Univention Bugzilla – Bug 46855
UMC ucs-sso module uses wrong name server
Last modified: 2020-07-03 20:55:03 CEST
We are using AD member mode and have configured two DNS servers via UCR. ucr search nameserver nameserver1: 192.168.1.254 nameserver2: 192.168.1.253 Querying these servers with dig gives the right answer: dig ucs-sso.domain.local ;; ANSWER SECTION: ucs-sso.domain.local. 900 IN A 192.168.1.2 ucs-sso.domain.local. 900 IN A 192.168.1.1 Even with AD member mode there are bind9-services running on DC-master, DC-backup as well as DC-slave servers. Querying the bind9-service on the DC-master the answer was wrong because there is an additional server... nslookup ucs-sso 192.168.1.1 Server: 192.168.1.1 Address: 192.168.1.1#53 Name: ucs-sso.domain.local Address: 192.168.1.1 Name: ucs-sso.domain.local Address: 192.168.1.3 Name: ucs-sso.domain.local Address: 192.168.1.2 After deleting the wrong entry with .3 at the end via UDM web interface the sso-redirection worked again. So I guess the UMC module ignores the dns configuration made in /ertc/resolv.conf and uses bind9 or LDAP database directly.
I would expect that in ad membermode the MS/AD DNS is used and the UCS DNS is ignored / not used.

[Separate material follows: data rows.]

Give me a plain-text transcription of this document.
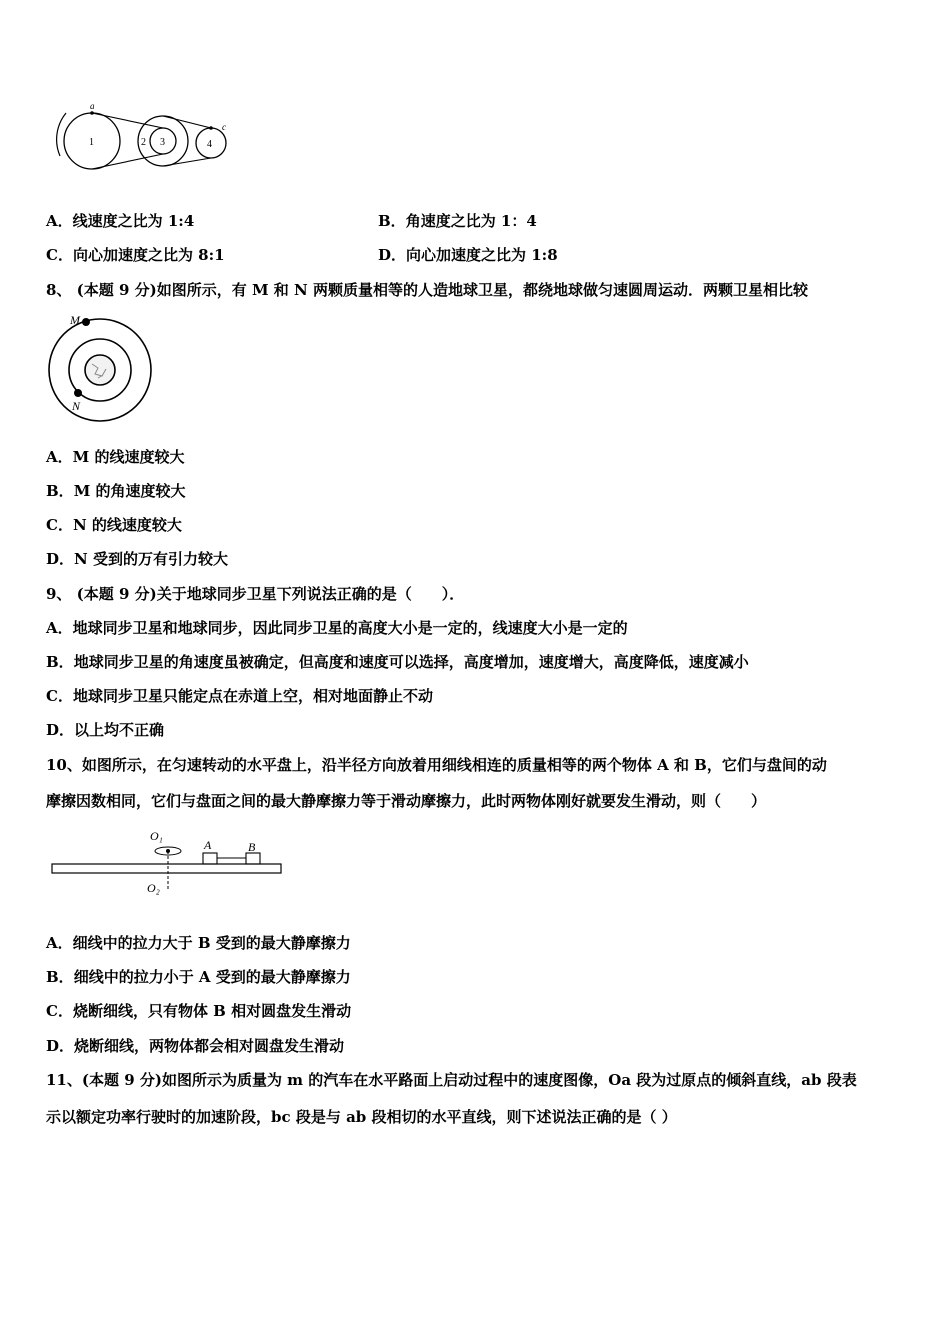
a
c
1	2 3	4
A．线速度之比为 1:4	B．角速度之比为 1：4
C．向心加速度之比为 8:1	D．向心加速度之比为 1:8
8、 (本题 9 分)如图所示，有 M 和 N 两颗质量相等的人造地球卫星，都绕地球做匀速圆周运动．两颗卫星相比较
M
N
A．M 的线速度较大
B．M 的角速度较大
C．N 的线速度较大
D．N 受到的万有引力较大
9、 (本题 9 分)关于地球同步卫星下列说法正确的是（　　）．
A．地球同步卫星和地球同步，因此同步卫星的高度大小是一定的，线速度大小是一定的
B．地球同步卫星的角速度虽被确定，但高度和速度可以选择，高度增加，速度增大，高度降低，速度减小
C．地球同步卫星只能定点在赤道上空，相对地面静止不动
D．以上均不正确
10、如图所示，在匀速转动的水平盘上，沿半径方向放着用细线相连的质量相等的两个物体 A 和 B，它们与盘间的动
摩擦因数相同，它们与盘面之间的最大静摩擦力等于滑动摩擦力，此时两物体刚好就要发生滑动，则（　　）
O₁
O₂
A	B
A．细线中的拉力大于 B 受到的最大静摩擦力
B．细线中的拉力小于 A 受到的最大静摩擦力
C．烧断细线，只有物体 B 相对圆盘发生滑动
D．烧断细线，两物体都会相对圆盘发生滑动
11、(本题 9 分)如图所示为质量为 m 的汽车在水平路面上启动过程中的速度图像，Oa 段为过原点的倾斜直线，ab 段表
示以额定功率行驶时的加速阶段，bc 段是与 ab 段相切的水平直线，则下述说法正确的是（ ）
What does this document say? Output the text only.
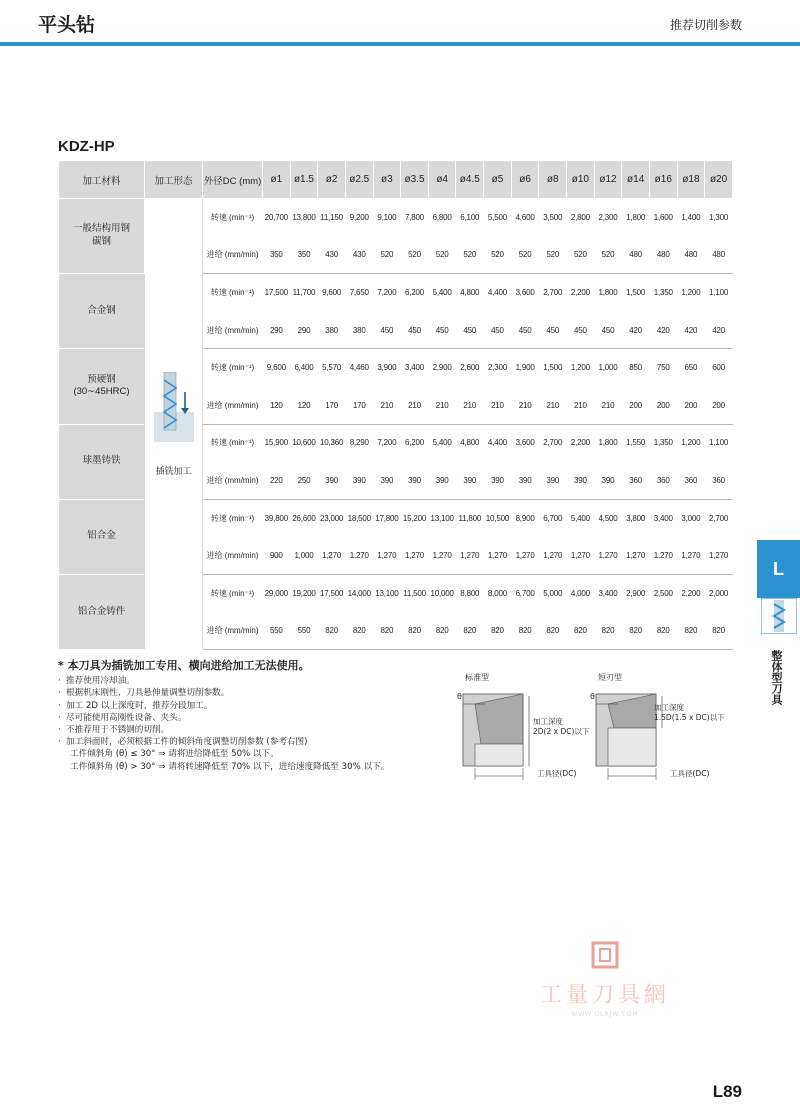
平头钻	推荐切削参数
KDZ-HP
加工材料	加工形态	外径DC (mm)	ø1	ø1.5	ø2	ø2.5	ø3	ø3.5	ø4	ø4.5	ø5	ø6	ø8	ø10	ø12	ø14	ø16	ø18	ø20
一般结构用钢
碳钢	插铣加工	转速 (min⁻¹)	20,700	13,800	11,150	9,200	9,100	7,800	6,800	6,100	5,500	4,600	3,500	2,800	2,300	1,800	1,600	1,400	1,300
		进给 (mm/min)	350	350	430	430	520	520	520	520	520	520	520	520	520	480	480	480	480
合金钢		转速 (min⁻¹)	17,500	11,700	9,600	7,650	7,200	6,200	5,400	4,800	4,400	3,600	2,700	2,200	1,800	1,500	1,350	1,200	1,100
		进给 (mm/min)	290	290	380	380	450	450	450	450	450	450	450	450	450	420	420	420	420
预硬钢
(30∼45HRC)		转速 (min⁻¹)	9,600	6,400	5,570	4,460	3,900	3,400	2,900	2,600	2,300	1,900	1,500	1,200	1,000	850	750	650	600
		进给 (mm/min)	120	120	170	170	210	210	210	210	210	210	210	210	210	200	200	200	200
球墨铸铁		转速 (min⁻¹)	15,900	10,600	10,360	8,290	7,200	6,200	5,400	4,800	4,400	3,600	2,700	2,200	1,800	1,550	1,350	1,200	1,100
		进给 (mm/min)	220	250	390	390	390	390	390	390	390	390	390	390	390	360	360	360	360
铝合金		转速 (min⁻¹)	39,800	26,600	23,000	18,500	17,800	15,200	13,100	11,800	10,500	8,900	6,700	5,400	4,500	3,800	3,400	3,000	2,700
		进给 (mm/min)	900	1,000	1,270	1,270	1,270	1,270	1,270	1,270	1,270	1,270	1,270	1,270	1,270	1,270	1,270	1,270	1,270
铝合金铸件		转速 (min⁻¹)	29,000	19,200	17,500	14,000	13,100	11,500	10,000	8,800	8,000	6,700	5,000	4,000	3,400	2,900	2,500	2,200	2,000
		进给 (mm/min)	550	550	820	820	820	820	820	820	820	820	820	820	820	820	820	820	820
* 本刀具为插铣加工专用、横向进给加工无法使用。
· 推荐使用冷却油。
· 根据机床刚性、刀具悬伸量调整切削参数。
· 加工 2D 以上深度时，推荐分段加工。
· 尽可能使用高刚性设备、夹头。
· 不推荐用于不锈钢的切削。
· 加工斜面时，必须根据工件的倾斜角度调整切削参数 (参考右图)
工件倾斜角 (θ) ≤ 30° ⇒ 请将进给降低至 50% 以下。
工件倾斜角 (θ) > 30° ⇒ 请将转速降低至 70% 以下，进给速度降低至 30% 以下。
标准型
θ
加工深度
2D(2 x DC)以下
工具径(DC)
短刃型
θ
加工深度
1.5D(1.5 x DC)以下
工具径(DC)
L
整体型刀具
工量刀具網
WWW.GLRJW.COM
L89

This issue has been filed against UCS 4.2. UCS 4.2 is out of maintenance and many UCS components have changed in later releases. Thus, this issue is now being closed. If this issue still occurs in newer UCS versions, please use "Clone this bug" or reopen it and update the UCS version. In this case please provide detailed information on how this issue is affecting you.